Hörgeräte und Earbuds: Vernetzung macht multifunktional
Heute ist es normal, dass auch gut Hörende Technik am Ohr tragen, die mehr kann als Musik wiedergeben. Ohrtechnik ist multifunktional. Es ist normal, dass Leute allein auf der Straße laufen und laut in die Luft reden. Das scheint weniger verrückt als früher. Mit smarten Hörgeräten kann man ebenso telefonieren.

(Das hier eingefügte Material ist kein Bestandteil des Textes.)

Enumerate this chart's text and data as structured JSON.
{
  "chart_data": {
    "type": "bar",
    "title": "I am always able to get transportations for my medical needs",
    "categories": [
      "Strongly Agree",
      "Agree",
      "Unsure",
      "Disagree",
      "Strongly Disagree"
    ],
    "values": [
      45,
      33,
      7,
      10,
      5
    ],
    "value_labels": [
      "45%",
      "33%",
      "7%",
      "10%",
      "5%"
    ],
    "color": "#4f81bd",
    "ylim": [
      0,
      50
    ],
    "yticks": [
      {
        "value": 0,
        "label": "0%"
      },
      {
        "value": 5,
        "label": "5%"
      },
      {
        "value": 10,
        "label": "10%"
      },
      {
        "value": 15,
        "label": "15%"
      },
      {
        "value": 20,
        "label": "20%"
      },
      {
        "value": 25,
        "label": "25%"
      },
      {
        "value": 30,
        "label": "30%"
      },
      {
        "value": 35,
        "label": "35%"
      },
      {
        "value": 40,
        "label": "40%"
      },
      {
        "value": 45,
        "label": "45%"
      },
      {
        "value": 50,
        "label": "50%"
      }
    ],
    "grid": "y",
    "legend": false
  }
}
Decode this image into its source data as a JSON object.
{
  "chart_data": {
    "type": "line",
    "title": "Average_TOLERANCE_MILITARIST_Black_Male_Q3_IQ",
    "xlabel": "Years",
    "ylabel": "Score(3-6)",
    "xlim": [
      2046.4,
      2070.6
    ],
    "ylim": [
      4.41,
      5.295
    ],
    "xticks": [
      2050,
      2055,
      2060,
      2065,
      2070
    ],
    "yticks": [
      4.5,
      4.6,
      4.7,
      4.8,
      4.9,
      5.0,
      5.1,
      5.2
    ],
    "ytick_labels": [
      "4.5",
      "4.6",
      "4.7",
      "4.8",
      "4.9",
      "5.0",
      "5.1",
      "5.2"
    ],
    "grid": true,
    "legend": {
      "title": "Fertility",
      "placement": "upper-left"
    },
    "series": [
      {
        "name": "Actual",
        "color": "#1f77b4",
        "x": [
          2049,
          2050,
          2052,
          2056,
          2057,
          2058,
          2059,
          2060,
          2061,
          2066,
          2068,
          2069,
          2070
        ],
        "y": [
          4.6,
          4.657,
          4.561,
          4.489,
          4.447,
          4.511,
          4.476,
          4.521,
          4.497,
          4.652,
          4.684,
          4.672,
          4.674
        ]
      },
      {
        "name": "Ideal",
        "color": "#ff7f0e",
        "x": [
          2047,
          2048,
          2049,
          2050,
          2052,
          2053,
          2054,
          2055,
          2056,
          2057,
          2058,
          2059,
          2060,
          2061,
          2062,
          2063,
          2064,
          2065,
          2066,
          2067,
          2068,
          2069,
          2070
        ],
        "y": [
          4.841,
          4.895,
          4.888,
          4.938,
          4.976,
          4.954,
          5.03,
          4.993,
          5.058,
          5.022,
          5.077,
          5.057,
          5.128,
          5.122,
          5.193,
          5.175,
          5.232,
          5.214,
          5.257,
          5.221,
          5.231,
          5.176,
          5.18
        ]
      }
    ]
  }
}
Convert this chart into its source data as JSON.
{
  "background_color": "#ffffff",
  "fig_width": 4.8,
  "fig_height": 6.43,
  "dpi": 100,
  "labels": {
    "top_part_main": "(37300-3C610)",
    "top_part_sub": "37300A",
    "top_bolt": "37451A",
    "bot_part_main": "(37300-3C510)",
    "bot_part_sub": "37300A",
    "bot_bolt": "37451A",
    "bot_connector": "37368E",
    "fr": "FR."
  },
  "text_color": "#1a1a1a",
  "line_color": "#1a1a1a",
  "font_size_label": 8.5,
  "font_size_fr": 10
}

Und man kann mit ihnen andere Dinge, die multifunktionale Earbuds können: sich drahtlos verbinden, jeden Sound streamen, sich vielleicht mit dem Internet verbinden, GPS und Geotagging nutzen (um zum Beispiel ein verlegtes Hörgerät wiederzufinden). Es gibt Hörgeräte, die Bewegungssensoren nutzen und einen Alarm senden, falls man stürzt. Es gibt Hörgeräte mit künstlicher Intelligenz oder mit Übersetzungsfunktion (da braucht man allerdings noch Internet).

Die Hersteller lassen sich einiges einfallen, damit Hörgeräte immer noch attraktiver werden – mal abgesehen vom Design, das natürlich auch ausgetüftelt und schön ist. Hörgeräte bieten Vorteile, die sie von teuren Earbuds oder Kopfhörern oder anderer Technik übernommen haben. Doch das ist nur die halbe Wahrheit.
Vernetzung und Personalisierung: Hörgeräte als Trendsetter
Die andere Hälfte der Wahrheit ist mindestens ebenso spannend: Auch Kopfhörer oder Earbuds übernehmen Funktionen, die ursprünglich entwickelt wurden, damit man mit Hörgeräten noch besser hört. Da geht es etwa um Verstärkung, um Kompression, Equalizer‐Funktionen, Unterdrückung von störendem Schall, um Hörprogramme und ums Erkennen akustischer Objekte oder um Formeln für die Anpassung von Software, wie sie Hörakustiker verwenden. Hörgeräte können also nicht nur Vernetzung – wie die andere Technik. Sie sind sogar Trendsetter für andere Technik.
Das sind sie schon deshalb, weil sie viel individueller sind als die andere Technik – zumindest, wenn ein Hörakustiker die Geräte genau für ihren Träger angepasst hat. Kein Kopfhörer und kein Earbud lässt sich so genau für seinen Träger einstellen. Obendrein kommt die Passform dazu. Der Hörakustiker gestaltet das Hörgerät so, dass es genau ans Ohr passt. Oder dass es genau ins Ohr passt. Denn jede Ohrmuschel und jeder Gehörgang sind anders geformt. Auch das beeinflusst das Hören. Folge ist, dass Standard-Earbuds früher oder später immer drücken. (Sogar, wenn sie wie schicke Zahnbürstenaufsätze aussehen.) Außer, man hat das Standard-Ohr. Aber wer hat das schon?! Als Schnittstelle zwischen Mensch und Technik sind Hörgeräte der anderen Technik um Längen voraus.

PS: Die Bilder zum Beitrag über die Vernetzung von Hörgeräten zeigen die Hörgräte bei ihren IFA-Besuchen in den vergangenen Jahren.